Re: [PATCH 13/14] ib_srp: Implement transport layer ping

David Dillow <dillowda@xxxxxxxx> · Mon, 19 Dec 2011 17:32:11 -0500

On Mon, 2011-12-19 at 05:16 -0500, Bart Van Assche wrote:
> On Mon, Dec 19, 2011 at 12:50 AM, David Dillow <dillowda@xxxxxxxx> wrote:
> > On Thu, 2011-12-01 at 20:11 +0100, Bart Van Assche wrote:
> >> Add a time-based transport layer test such that fail-over in a multipath
> >> setup can happen quickly.
> >
> > Why should this be done in the kernel? multipathd already verifies all
> > paths to a SCSI device are up and that the device is reachable.
> 
> I'm afraid it's impossible to make a transport layer check work
> reliably from user space. As an example, srp_reset_host() blocks the
> SCSI host before reconnecting. Before starting to attempt to
> reconnect, that action does block the SCSI host and hence also all
> transport layer checks issued from user space. I doubt it's possible
> to fix the resulting race between a transport layer reconnect issued
> from srp_reset_host() and a transport layer reconnect triggered from
> user space.

Part of the problem is introduced by allowing for permanent connections
rather than using the familiar dev_loss_tmo and fast_io_fail_tmo
parameters from other SCSI transports. For instance, in the FC
transport, rports are allowed to disappear for up to dev_loss_tmo
seconds before being removed from the SCSI device tree. Until they have
been gone for fast_fail_io_tmo seconds, they are blocked (as is error
handling to prevent offlining devices). Once they have been gone longer
that fast_fail_io_tmo, they become unblocked and new IO will be failed.
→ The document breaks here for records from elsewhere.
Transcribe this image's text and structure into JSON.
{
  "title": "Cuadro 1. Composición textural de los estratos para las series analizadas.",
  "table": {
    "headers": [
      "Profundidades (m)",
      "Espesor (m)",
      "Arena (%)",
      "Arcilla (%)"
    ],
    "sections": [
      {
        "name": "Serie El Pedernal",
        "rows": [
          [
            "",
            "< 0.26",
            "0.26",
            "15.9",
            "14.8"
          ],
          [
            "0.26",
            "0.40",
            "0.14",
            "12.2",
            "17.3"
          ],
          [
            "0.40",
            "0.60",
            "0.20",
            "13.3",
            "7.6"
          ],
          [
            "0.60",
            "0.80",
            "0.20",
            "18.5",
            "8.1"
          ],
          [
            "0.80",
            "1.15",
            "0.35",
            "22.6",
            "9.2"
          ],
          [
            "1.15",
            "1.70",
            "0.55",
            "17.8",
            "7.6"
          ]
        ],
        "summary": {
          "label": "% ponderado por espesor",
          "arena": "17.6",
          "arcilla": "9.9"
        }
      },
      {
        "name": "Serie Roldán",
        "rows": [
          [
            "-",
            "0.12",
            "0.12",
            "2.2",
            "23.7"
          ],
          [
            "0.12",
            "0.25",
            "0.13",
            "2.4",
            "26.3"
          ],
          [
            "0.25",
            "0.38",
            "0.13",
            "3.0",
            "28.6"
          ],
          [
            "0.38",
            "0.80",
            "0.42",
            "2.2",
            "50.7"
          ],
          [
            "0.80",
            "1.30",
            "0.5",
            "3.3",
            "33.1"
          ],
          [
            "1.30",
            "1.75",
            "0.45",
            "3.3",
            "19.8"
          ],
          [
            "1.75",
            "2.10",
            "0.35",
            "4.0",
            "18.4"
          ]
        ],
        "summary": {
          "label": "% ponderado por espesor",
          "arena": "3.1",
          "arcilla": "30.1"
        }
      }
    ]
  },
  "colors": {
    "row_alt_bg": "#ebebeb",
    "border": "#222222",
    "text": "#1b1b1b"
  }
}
Now, the FC transport is probably a bit more complex than we want right
now, but following it (and the SAS transport's) lead should keep us in
sync with where the rest of the SCSI stack is headed.

As for reliability from user space, multipathd checks that the SCSI
initiator is not blocked before checking the liveness of the path;
blocked paths are assumed to be down. It still seems to default to a 30
second timeout for the test TUR/directIO/etc check, and that doesn't
currently look to be configurable (fixable). These timeouts are
independent of the SCSI layer, and will mark a path down for new traffic
without waiting for the lower level timeout.

The transport layer reconnect from user space (I'm assuming you were
thinking ioctl or using the sg device) would coordinated by the
SCSI-midlayer, using calls to srp_reset_host(), so I think we avoid any
race condition. Or did you mean a manual reconnect attempt from
manipulating srp_host/X/reconnect_tmo via sysfs -- in which case it is
in our code, so we can certainly avoid race conditions.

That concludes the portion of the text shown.